À terme, que retenir ? Pour l’auteur, il est évident que l’histoire de la pensée chrétienne est marquée par un déséquilibre entre la logique de Corinthe et la logique d’Athènes, au détriment de cette dernière. Ou encore, entre la théologie de la Croix et la théologie de l’Incarnation. Le christianisme, en raison même de l’Incarnation et de l’interpellation de l’Évangile à développer une relation personnelle avec Dieu, devait mener tôt ou tard à une certaine forme de sortie de la posture religieuse traditionnelle; mais la forme de sécularisation actuelle, qui a des côtés anti-chrétiens, provient en partie de la crispation de l’Église, de son refus d’accompagner la modernité. Autrement dit, la sécularisation serait advenue du fait même que les sociétés sont travaillées de l’intérieur par l’Évangile, mais elle aurait pu prendre une forme plus saine, plus chrétienne, si l’Église avait maintenu le dialogue avec le monde. Aujourd’hui, le christianisme peut encore être pertinent, mais seulement s’il se fait moins identitaire et plus ouvert.

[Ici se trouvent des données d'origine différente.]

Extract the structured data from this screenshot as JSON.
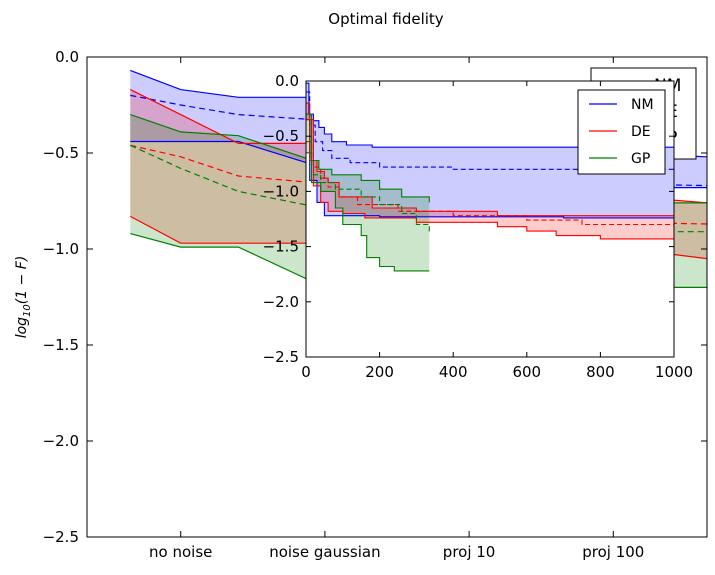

Fin du parcours. Certains trouveront que l’auteur ne distribue les torts qu’à l’Église, et que même s’il prône l’équilibre, sa faveur va en fait à la logique d’Athènes. Mais que l’on soit d’accord ou non avec lui, reste qu’en moins de 300 pages, on vient de parcourir 2000 ans en suivant un fil rouge assez solide pour résister aux critiques faciles.

Photo: seier+seirer, gottfried böhm, architect: maria königin des friedens pilgrimage church, neviges, germany 1963-1972 (2008)

2 Comments

  1. Je te remercie d’avoir si bien résumé ce bouquin avec autant de clarté. Ces pages sont certainement le meilleur cours de théologie que je n’ai jamais eu de toute ma vie! Ce livre Jean-Marie Ploux m’apparaît être un indispensable pour quiconque veut faire la part des choses dans l’Histoire du christianisme. Bravissimo!

    • Merci Michel. De fait, même si l’espace restreint fait en sorte qu’il ne peut pas aller dans les détails, j’ai trouvé son cursus bien fouillé et convaincant.